Written by Lucy Welsh (Digital Editor)

The first AI tool to use large language modeling to predict infectious disease risk has been developed.

Researchers at Johns Hopkins University (MD, USA) and Duke University (NC, USA) have developed a novel AI tool for predicting infectious disease risk. This tool, which outperforms existing state-of-the-art forecasting methods, could transform how public health officials predict, track and manage infectious disease outbreaks.

The coronavirus pandemic highlighted the challenges of predicting infectious disease risk, particularly due to the complexity of contributing factors. During this time, the Johns Hopkins COVID-19 dashboard was developed to track healthcare data and was relied upon worldwide. When conditions were stable, the model worked well; however, when new variants, policies and other complex factors emerged, disease spread became harder to predict.

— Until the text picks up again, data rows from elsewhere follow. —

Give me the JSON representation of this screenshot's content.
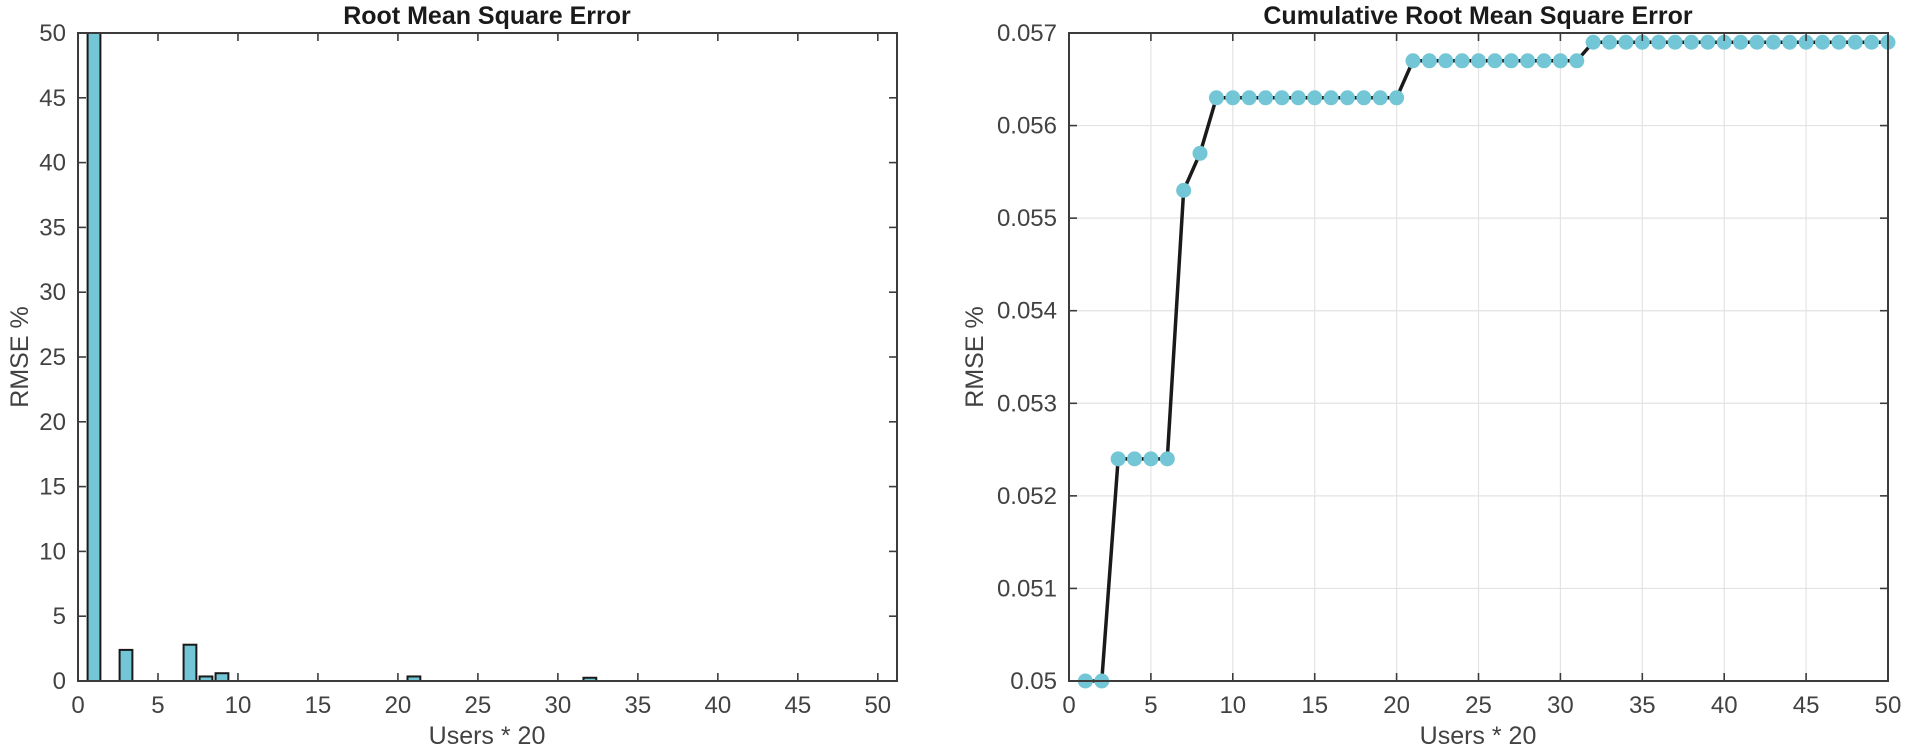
{
  "figure": {
    "background": "#FFFFFF"
  },
  "colors": {
    "series_fill": "#73C6D6",
    "series_edge": "#1A1A1A",
    "line": "#1A1A1A",
    "axis": "#3C3C3C",
    "tick_label": "#424242",
    "grid": "#E3E3E3",
    "title": "#1A1A1A"
  },
  "chart_data": [
    {
      "type": "bar",
      "title": "Root Mean Square Error",
      "xlabel": "Users * 20",
      "ylabel": "RMSE %",
      "xlim": [
        0,
        51.2
      ],
      "ylim": [
        0,
        50
      ],
      "xticks": [
        0,
        5,
        10,
        15,
        20,
        25,
        30,
        35,
        40,
        45,
        50
      ],
      "xtick_labels": [
        "0",
        "5",
        "10",
        "15",
        "20",
        "25",
        "30",
        "35",
        "40",
        "45",
        "50"
      ],
      "yticks": [
        0,
        5,
        10,
        15,
        20,
        25,
        30,
        35,
        40,
        45,
        50
      ],
      "ytick_labels": [
        "0",
        "5",
        "10",
        "15",
        "20",
        "25",
        "30",
        "35",
        "40",
        "45",
        "50"
      ],
      "grid": false,
      "bar_width": 0.8,
      "bars": [
        {
          "x": 1,
          "value": 50,
          "clipped_at_ylim": true
        },
        {
          "x": 3,
          "value": 2.4,
          "clipped_at_ylim": false
        },
        {
          "x": 7,
          "value": 2.8,
          "clipped_at_ylim": false
        },
        {
          "x": 8,
          "value": 0.35,
          "clipped_at_ylim": false
        },
        {
          "x": 9,
          "value": 0.6,
          "clipped_at_ylim": false
        },
        {
          "x": 21,
          "value": 0.35,
          "clipped_at_ylim": false
        },
        {
          "x": 32,
          "value": 0.25,
          "clipped_at_ylim": false
        }
      ]
    },
    {
      "type": "line",
      "title": "Cumulative Root Mean Square Error",
      "xlabel": "Users * 20",
      "ylabel": "RMSE %",
      "xlim": [
        0,
        50
      ],
      "ylim": [
        0.05,
        0.057
      ],
      "xticks": [
        0,
        5,
        10,
        15,
        20,
        25,
        30,
        35,
        40,
        45,
        50
      ],
      "xtick_labels": [
        "0",
        "5",
        "10",
        "15",
        "20",
        "25",
        "30",
        "35",
        "40",
        "45",
        "50"
      ],
      "yticks": [
        0.05,
        0.051,
        0.052,
        0.053,
        0.054,
        0.055,
        0.056,
        0.057
      ],
      "ytick_labels": [
        "0.05",
        "0.051",
        "0.052",
        "0.053",
        "0.054",
        "0.055",
        "0.056",
        "0.057"
      ],
      "grid": true,
      "marker": "circle",
      "x": [
        1,
        2,
        3,
        4,
        5,
        6,
        7,
        8,
        9,
        10,
        11,
        12,
        13,
        14,
        15,
        16,
        17,
        18,
        19,
        20,
        21,
        22,
        23,
        24,
        25,
        26,
        27,
        28,
        29,
        30,
        31,
        32,
        33,
        34,
        35,
        36,
        37,
        38,
        39,
        40,
        41,
        42,
        43,
        44,
        45,
        46,
        47,
        48,
        49,
        50
      ],
      "y": [
        0.05,
        0.05,
        0.0524,
        0.0524,
        0.0524,
        0.0524,
        0.0553,
        0.0557,
        0.0563,
        0.0563,
        0.0563,
        0.0563,
        0.0563,
        0.0563,
        0.0563,
        0.0563,
        0.0563,
        0.0563,
        0.0563,
        0.0563,
        0.0567,
        0.0567,
        0.0567,
        0.0567,
        0.0567,
        0.0567,
        0.0567,
        0.0567,
        0.0567,
        0.0567,
        0.0567,
        0.0569,
        0.0569,
        0.0569,
        0.0569,
        0.0569,
        0.0569,
        0.0569,
        0.0569,
        0.0569,
        0.0569,
        0.0569,
        0.0569,
        0.0569,
        0.0569,
        0.0569,
        0.0569,
        0.0569,
        0.0569,
        0.0569
      ]
    }
  ]
}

“A pressing challenge in disease prediction is trying to figure out what drives surges in infections and hospitalizations, and to build these new information streams into the modeling,” commented co-corresponding author Lauren Gardner (Johns Hopkins).

Now, for the first time, researchers are using large language modeling – the type of AI used for ChatGPT – to predict the spread of infectious diseases. Through artificial–human cooperative design and time-series representation learning, the researchers developed PandemicLLM, a framework that encodes multi-modal data for large language models.


Coming to a consensus: the development of a new mRNA vaccine

New mRNA vaccine is more effective and less costly to develop.


This model can reframe real-time prediction of disease spread into a text-based reasoning problem, enabling the integration of real-time, complex non-numerical information. This model has been trained to utilize four types of data: state-level spatial data, epidemiological time-series data, textual health policies and genomic surveillance data. After being fed this information, the model can predict how the elements connect and affect disease behavior.

“Traditionally, we use the past to predict the future. But that doesn’t give the model sufficient information to understand and predict what’s happening. Instead, this framework uses new types of real-time information,” said co-corresponding author Hao (Frank) Yang (Johns Hopkins).

To test their model, the researchers retroactively applied it to the COVID-19 pandemic. The model was fed the four types of data and tested across all states in the USA for 19 months, revealing performance benefits for PandemicLLM over existing models. PandemicLLM can also be adapted to forecast other infectious diseases, such as bird flu, respiratory syncytial virus (RSV) and monkeypox.

The researchers are now investigating the ability of large language models to replicate how individuals make decisions about health, with the hope of helping public health officials design safer and more effective policies.

“We know from COVID-19 that we need better tools so that we can inform more effective policies. There will be another pandemic, and these types of frameworks will be crucial for supporting public health response,” concluded Gardner.